Introduction

These Guidelines are intended for use in medium-sized Indian cities (1–4 million people) where conventional bus services will play a primary mobility role. The guidelines will be used by authorities with responsibility for improving urban bus and passenger transport services.

The following basic principles apply:

  • The urban public transport system operates in a very complex external environment, which needs to be clearly understood
  • The level and phase of development of public transport varies across Indian cities. There is not one consistent model of urban public transport provision
  • The guidelines accommodate this diversity and are applicable both where there is a high degree of informal service and where bus services are already well organized
  • The guidelines recognize that improvements to bus systems cannot be carried out in isolation. The bus system is a sub-set within the transport system. Therefore, attempts have to be made to improve the total system
  • The guidelines are practical and take into account barriers and challenges which may be faced in implementation
  • The guidelines describe various policy options and their implications
  • The guidelines assist decision taking
  • Practitioners need relevant references to domestic and international good practice

The Guidelines are to assist the State/City authorities to determine the general policy direction, course of action and key actions, with a broad understanding of the expected outcomes. They are not intended to provide detailed engineering, or operational recommendations, or design-level advice.
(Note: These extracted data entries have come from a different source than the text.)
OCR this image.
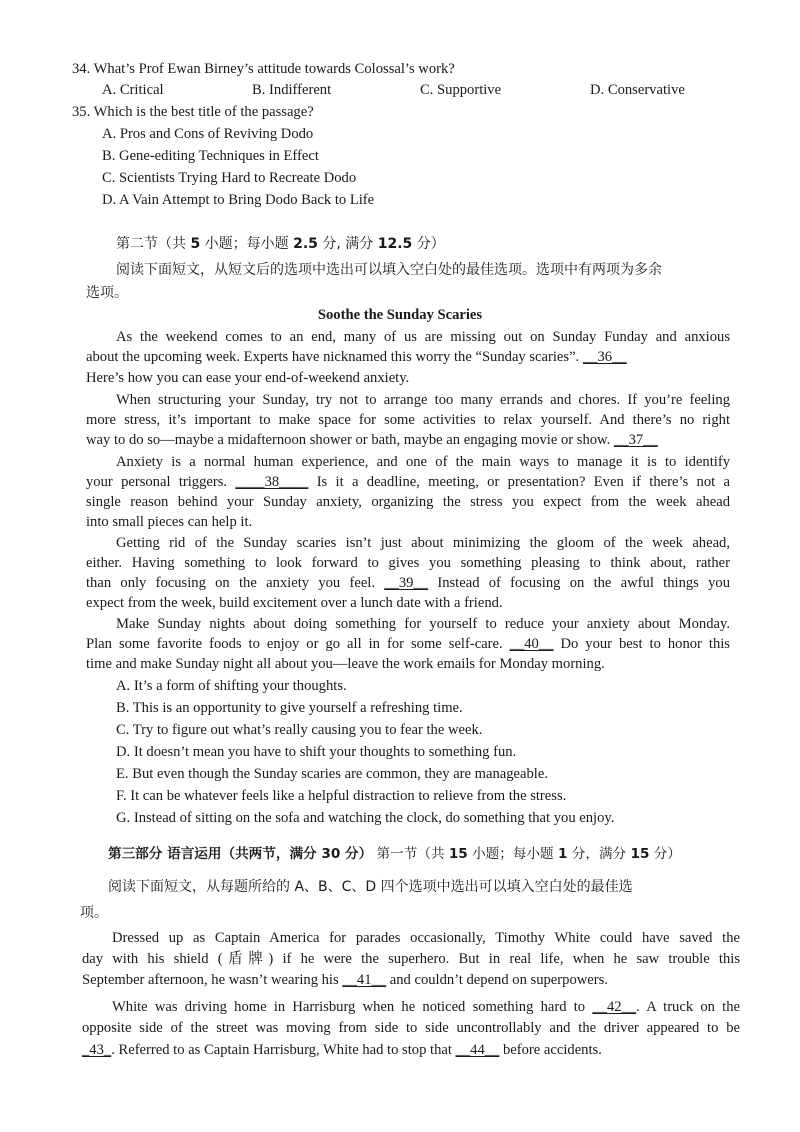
34. What’s Prof Ewan Birney’s attitude towards Colossal’s work?
A. Critical	B. Indifferent	C. Supportive	D. Conservative
35. Which is the best title of the passage?
A. Pros and Cons of Reviving Dodo
B. Gene-editing Techniques in Effect
C. Scientists Trying Hard to Recreate Dodo
D. A Vain Attempt to Bring Dodo Back to Life
第二节（共 5 小题；每小题 2.5 分, 满分 12.5 分）
阅读下面短文，从短文后的选项中选出可以填入空白处的最佳选项。选项中有两项为多余
选项。
Soothe the Sunday Scaries
As the weekend comes to an end, many of us are missing out on Sunday Funday and anxious
about the upcoming week. Experts have nicknamed this worry the “Sunday scaries”. __36__
Here’s how you can ease your end-of-weekend anxiety.
When structuring your Sunday, try not to arrange too many errands and chores. If you’re feeling
more stress, it’s important to make space for some activities to relax yourself. And there’s no right
way to do so—maybe a midafternoon shower or bath, maybe an engaging movie or show. __37__
Anxiety is a normal human experience, and one of the main ways to manage it is to identify
your personal triggers. ____38____ Is it a deadline, meeting, or presentation? Even if there’s not a
single reason behind your Sunday anxiety, organizing the stress you expect from the week ahead
into small pieces can help it.
Getting rid of the Sunday scaries isn’t just about minimizing the gloom of the week ahead,
either. Having something to look forward to gives you something pleasing to think about, rather
than only focusing on the anxiety you feel. __39__ Instead of focusing on the awful things you
expect from the week, build excitement over a lunch date with a friend.
Make Sunday nights about doing something for yourself to reduce your anxiety about Monday.
Plan some favorite foods to enjoy or go all in for some self-care. __40__ Do your best to honor this
time and make Sunday night all about you—leave the work emails for Monday morning.
A. It’s a form of shifting your thoughts.
B. This is an opportunity to give yourself a refreshing time.
C. Try to figure out what’s really causing you to fear the week.
D. It doesn’t mean you have to shift your thoughts to something fun.
E. But even though the Sunday scaries are common, they are manageable.
F. It can be whatever feels like a helpful distraction to relieve from the stress.
G. Instead of sitting on the sofa and watching the clock, do something that you enjoy.
第三部分 语言运用（共两节，满分 30 分） 第一节（共 15 小题；每小题 1 分，满分 15 分）
阅读下面短文，从每题所给的 A、B、C、D 四个选项中选出可以填入空白处的最佳选
项。
Dressed up as Captain America for parades occasionally, Timothy White could have saved the
day with his shield (盾牌) if he were the superhero. But in real life, when he saw trouble this
September afternoon, he wasn’t wearing his __41__ and couldn’t depend on superpowers.
White was driving home in Harrisburg when he noticed something hard to __42__. A truck on the
opposite side of the street was moving from side to side uncontrollably and the driver appeared to be
_43_. Referred to as Captain Harrisburg, White had to stop that __44__ before accidents.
As a pre-requisite for use, it is recommended that a multidisciplinary Task Force be constituted. This Task Force should have representation from all agencies with a role in providing or regulating transport activities in the city and should also include agencies whose activities indirectly impact on public transport. These Groups should also co-opt experts within the transportation field. The guidelines should be used to help the team develop a city plan, with a degree of detail and comprehensiveness appropriate to the situation. Nonetheless, it is also practical for an individual manager or expert to use the guidelines, for example to develop an outline proposal or discussion paper which, if accepted, would provide the basis for more comprehensive and detailed analysis and planning.